# Помогите выбрать аккордеон



## saniki (31 Окт 2013)

Помогите выбрать аккордеон. Занимался 8 лет в муз. школе, да вот сейчас решил вспомнить. Помогите подобрать аккордеон в пределах 15-25 тыс. руб., какой марки и с какими характеристиками?


----------



## oleg45120 (31 Окт 2013)

Weltmaster. Лучше ищите caprice


----------



## любитель (31 Окт 2013)

Хм... сколько лет назад закончили школу? Какие у Вас возможности по финансам и на какой уровень вы претендуете, в плане игры на инструменте? Тогда можно что - то посоветовать. А по простому. покупайте то, что по карману. однако всё же обратите внимание на размерность инструмента ( с Ваши габаритами) и на его техническую исправность ( компрессиию и работу всех язычков на сжим и разжим. ) а уж о тонкостях звуковых обертонов и регистров - тут зависит от Ваших фин возможностей. Кстати для среднего уровня выбор в интернете колоссален. Удачи.


----------



## saniki (1 Ноя 2013)

любитель писал:


> caprice


школу закончил лет 5 назад, как помню играл на полном аккордеоне Weltmaster, по уровню выходил на региональные конкурсы(Алт. край).
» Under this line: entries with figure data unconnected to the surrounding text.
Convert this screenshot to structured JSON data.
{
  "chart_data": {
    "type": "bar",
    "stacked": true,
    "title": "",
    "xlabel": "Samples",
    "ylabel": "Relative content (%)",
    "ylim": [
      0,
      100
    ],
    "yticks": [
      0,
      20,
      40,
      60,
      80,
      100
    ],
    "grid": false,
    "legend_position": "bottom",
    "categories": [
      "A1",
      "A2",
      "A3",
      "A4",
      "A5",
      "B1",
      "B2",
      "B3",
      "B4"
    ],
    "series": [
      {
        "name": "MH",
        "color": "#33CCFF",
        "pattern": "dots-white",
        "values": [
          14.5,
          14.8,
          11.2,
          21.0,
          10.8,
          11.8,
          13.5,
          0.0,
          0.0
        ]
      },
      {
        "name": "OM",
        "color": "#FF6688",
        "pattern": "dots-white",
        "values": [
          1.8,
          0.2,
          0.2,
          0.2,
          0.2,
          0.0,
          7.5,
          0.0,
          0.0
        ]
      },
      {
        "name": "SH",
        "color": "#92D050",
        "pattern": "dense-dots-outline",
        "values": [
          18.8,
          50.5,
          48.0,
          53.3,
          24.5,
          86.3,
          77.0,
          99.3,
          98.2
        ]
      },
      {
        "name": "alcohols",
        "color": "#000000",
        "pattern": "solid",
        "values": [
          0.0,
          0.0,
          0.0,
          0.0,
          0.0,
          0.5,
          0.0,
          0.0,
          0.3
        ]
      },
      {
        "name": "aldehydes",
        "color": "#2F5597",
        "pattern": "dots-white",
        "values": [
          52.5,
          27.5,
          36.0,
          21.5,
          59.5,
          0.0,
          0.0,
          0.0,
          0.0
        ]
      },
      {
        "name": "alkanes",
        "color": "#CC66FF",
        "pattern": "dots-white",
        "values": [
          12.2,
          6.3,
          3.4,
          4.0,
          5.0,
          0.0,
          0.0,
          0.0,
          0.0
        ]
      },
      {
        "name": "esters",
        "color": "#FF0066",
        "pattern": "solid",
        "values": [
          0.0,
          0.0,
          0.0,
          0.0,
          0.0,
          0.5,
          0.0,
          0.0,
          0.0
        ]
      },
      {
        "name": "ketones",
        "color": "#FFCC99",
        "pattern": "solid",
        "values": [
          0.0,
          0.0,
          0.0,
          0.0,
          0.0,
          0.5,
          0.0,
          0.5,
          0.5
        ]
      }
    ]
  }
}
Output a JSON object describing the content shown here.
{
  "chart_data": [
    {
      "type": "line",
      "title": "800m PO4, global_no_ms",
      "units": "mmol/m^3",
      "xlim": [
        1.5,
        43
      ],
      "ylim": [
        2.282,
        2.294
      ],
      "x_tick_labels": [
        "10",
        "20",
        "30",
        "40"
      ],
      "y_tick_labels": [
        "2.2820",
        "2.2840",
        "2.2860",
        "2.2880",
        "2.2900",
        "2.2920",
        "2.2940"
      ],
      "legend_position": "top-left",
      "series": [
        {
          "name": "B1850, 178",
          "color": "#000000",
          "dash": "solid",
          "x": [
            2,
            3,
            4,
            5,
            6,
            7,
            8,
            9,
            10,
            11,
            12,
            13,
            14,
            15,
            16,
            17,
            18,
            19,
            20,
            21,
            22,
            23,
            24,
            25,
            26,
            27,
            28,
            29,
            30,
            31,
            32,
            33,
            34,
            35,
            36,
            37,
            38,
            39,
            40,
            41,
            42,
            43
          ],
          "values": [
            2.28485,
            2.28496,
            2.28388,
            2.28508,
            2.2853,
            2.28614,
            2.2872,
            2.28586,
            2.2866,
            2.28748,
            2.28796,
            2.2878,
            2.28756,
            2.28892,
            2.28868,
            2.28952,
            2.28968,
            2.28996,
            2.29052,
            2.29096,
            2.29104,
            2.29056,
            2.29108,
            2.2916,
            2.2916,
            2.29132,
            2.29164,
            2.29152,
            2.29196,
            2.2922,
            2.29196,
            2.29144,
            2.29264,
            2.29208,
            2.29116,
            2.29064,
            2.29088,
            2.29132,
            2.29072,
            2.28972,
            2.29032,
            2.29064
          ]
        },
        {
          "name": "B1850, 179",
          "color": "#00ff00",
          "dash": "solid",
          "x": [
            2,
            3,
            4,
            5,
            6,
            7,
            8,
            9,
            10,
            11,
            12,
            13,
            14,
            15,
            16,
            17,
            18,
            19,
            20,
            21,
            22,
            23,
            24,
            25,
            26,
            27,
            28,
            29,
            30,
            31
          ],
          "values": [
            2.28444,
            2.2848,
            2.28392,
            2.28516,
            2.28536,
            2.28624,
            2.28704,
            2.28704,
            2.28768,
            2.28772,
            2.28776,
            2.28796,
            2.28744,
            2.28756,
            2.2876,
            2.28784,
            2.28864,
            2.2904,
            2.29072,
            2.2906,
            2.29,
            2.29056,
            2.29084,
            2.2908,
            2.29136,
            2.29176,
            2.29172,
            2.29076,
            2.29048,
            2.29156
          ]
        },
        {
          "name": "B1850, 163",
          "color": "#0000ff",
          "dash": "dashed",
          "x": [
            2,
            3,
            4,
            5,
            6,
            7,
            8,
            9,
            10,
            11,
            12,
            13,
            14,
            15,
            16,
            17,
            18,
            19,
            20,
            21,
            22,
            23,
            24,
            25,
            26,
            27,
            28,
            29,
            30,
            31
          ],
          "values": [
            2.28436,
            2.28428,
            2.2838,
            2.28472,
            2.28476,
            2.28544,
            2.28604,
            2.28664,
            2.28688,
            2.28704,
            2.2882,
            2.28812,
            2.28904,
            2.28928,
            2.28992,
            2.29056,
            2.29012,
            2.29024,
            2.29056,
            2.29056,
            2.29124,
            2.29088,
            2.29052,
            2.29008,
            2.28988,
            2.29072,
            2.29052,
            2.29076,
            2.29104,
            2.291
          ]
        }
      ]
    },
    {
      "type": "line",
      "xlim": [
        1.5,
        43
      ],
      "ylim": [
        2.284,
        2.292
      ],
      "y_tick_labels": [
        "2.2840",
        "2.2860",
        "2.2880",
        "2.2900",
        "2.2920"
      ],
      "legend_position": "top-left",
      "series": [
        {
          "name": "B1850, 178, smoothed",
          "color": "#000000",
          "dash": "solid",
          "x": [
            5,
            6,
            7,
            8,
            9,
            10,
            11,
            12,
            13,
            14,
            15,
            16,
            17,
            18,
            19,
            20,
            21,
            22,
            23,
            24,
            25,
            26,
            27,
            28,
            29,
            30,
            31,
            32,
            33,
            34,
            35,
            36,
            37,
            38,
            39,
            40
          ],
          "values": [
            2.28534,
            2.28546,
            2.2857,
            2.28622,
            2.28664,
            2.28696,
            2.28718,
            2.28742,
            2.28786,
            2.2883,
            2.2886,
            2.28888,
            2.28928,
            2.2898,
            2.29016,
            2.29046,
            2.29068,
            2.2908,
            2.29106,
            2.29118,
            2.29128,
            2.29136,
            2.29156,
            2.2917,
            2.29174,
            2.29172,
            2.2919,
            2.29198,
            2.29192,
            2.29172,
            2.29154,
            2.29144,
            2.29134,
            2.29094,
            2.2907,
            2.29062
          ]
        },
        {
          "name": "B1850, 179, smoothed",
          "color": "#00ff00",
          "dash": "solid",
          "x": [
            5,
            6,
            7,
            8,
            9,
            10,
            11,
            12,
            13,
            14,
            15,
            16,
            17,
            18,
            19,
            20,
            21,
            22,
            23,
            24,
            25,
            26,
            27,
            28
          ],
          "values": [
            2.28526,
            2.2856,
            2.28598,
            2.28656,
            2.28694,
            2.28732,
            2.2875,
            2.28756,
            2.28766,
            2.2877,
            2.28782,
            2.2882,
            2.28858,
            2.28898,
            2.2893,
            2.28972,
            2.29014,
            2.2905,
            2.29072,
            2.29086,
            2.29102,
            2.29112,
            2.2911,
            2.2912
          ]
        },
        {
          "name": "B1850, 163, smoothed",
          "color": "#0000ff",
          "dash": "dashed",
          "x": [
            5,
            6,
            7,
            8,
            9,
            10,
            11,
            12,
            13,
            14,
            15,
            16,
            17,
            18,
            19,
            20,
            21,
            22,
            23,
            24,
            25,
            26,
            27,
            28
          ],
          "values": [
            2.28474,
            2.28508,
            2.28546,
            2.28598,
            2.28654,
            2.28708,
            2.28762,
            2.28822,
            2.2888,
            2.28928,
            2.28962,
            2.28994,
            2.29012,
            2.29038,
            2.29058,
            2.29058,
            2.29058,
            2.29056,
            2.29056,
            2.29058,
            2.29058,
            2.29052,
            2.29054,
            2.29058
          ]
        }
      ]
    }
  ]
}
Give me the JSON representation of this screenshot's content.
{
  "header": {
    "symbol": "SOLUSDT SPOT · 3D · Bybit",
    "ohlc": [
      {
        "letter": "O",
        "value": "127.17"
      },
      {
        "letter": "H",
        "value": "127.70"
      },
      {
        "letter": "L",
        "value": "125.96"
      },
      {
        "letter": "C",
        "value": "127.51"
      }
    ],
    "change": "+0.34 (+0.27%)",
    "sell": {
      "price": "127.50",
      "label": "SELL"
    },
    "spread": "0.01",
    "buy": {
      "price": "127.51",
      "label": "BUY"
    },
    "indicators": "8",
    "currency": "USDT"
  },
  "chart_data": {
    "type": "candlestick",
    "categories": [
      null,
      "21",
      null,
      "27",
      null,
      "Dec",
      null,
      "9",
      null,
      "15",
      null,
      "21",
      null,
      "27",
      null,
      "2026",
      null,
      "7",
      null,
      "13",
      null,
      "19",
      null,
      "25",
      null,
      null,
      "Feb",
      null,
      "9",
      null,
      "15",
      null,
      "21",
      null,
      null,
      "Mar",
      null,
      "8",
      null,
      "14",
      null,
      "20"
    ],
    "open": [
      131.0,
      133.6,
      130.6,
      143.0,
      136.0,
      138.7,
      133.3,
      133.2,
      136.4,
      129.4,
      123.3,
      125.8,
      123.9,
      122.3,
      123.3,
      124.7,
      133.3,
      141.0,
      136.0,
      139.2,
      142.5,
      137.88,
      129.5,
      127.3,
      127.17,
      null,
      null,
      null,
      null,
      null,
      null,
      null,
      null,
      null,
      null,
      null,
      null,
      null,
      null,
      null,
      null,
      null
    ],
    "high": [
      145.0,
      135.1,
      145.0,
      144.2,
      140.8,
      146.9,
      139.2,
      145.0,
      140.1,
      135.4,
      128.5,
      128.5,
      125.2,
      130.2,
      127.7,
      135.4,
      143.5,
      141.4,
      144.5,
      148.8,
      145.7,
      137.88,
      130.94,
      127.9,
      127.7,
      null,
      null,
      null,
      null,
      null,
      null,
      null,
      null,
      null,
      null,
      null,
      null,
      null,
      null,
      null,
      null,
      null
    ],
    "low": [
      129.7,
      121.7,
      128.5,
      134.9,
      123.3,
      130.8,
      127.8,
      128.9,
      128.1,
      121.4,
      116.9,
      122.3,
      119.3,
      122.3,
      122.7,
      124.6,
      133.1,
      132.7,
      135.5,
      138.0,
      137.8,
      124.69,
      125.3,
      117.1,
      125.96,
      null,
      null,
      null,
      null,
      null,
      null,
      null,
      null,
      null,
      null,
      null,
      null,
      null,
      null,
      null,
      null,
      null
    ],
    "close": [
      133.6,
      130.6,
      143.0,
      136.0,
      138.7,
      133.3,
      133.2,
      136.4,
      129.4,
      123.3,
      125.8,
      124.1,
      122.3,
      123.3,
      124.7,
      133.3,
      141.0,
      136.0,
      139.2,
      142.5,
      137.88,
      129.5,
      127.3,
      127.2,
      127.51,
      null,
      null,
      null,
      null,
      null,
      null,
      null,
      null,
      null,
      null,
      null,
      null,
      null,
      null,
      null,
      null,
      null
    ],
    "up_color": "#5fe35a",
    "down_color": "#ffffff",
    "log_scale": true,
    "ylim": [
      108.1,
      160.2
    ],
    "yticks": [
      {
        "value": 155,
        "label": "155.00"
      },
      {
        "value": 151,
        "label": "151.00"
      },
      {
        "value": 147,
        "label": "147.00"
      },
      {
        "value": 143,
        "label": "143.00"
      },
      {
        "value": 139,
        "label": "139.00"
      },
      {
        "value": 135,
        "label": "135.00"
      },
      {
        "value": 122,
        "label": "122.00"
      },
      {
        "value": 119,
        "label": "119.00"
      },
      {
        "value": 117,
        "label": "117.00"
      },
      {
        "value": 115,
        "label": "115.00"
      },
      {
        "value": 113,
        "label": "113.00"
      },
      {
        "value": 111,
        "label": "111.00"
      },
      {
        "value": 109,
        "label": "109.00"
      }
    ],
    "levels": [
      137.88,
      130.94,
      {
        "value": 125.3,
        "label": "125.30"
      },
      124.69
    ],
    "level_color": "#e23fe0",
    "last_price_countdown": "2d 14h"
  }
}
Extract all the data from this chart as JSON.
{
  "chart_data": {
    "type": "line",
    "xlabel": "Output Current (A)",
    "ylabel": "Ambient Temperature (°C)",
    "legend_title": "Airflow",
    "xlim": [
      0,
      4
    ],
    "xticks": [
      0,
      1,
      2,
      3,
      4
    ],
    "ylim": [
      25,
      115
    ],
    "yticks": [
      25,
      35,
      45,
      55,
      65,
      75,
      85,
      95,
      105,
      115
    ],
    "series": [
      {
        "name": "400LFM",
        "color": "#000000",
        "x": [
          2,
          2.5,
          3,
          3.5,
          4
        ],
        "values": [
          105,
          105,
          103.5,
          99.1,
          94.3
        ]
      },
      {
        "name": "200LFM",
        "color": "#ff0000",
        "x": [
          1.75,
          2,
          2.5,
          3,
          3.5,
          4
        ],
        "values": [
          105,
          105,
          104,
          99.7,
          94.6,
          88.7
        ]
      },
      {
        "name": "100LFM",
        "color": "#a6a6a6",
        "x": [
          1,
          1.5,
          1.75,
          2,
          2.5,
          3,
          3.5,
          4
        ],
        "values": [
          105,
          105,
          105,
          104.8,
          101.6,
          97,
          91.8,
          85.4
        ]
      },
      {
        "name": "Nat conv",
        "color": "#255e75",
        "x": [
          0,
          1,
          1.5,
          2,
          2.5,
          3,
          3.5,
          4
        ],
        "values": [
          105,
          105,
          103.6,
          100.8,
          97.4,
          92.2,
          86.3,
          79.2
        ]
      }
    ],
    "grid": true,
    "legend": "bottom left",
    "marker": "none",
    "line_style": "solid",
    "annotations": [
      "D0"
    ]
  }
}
А вот финансы не радуют, пока верхняя граница 20-25 тыс.рублей
И ещё вопрос о покупке через интернет, если нет возможности лично проверить качество как лучше поступить?

PS: преподаватель предлагала у знакомого купить такой аккордеон:
http://www.avito.ru/kamen-na-obi/muzykalnye_instrumenty/akkordeon_aida_iii_23055
9473
Aida 3, что можете сказать о нём?


----------



## vev (1 Ноя 2013)

По мне так автомобиль надо выбирать задницей, ну а аккордеон руками и ушами Посему, интернет не очень хороший способ особенно учитывая доставку по нашим дорогам.

Aida на фото выглядит достаточно сильно убитой и потребует внимания мастера. Хотя звук может оказаться очень даже пристойный.


----------



## Vladimir Zh (1 Ноя 2013)

Пару раз мне попадались в ремонт чешские Аиды. Тупые незвучащие машины по причине отвратительного корпуса. Может так "повезло"?
Прислушайтесь к рекомендации Олега. Это оптимальный (цена-качество) для Вас инструмент.


----------



## диапазон64 (1 Ноя 2013)

*vev*,
***По мне так автомобиль надо выбирать задницей. .. ***

Что ещ, кроме автомобиля, Вы выбираете подобным "способом" ? ( не стесняйтесь, поделитесь откровенно )


----------



## vev (1 Ноя 2013)

*диапазон64*,

:biggrin: Расшифрую: при всех прочих равных при выборе автомобиля в нем бывает либо комфортно, либо нет. Модель одна, комплектация - одна, а в одном комфортно, а в другом нет. Не посидев в нем этого не понять.


----------



## диапазон64 (1 Ноя 2013)

*vev*,

все прекрасно понял. спасибо за расшифровку.


----------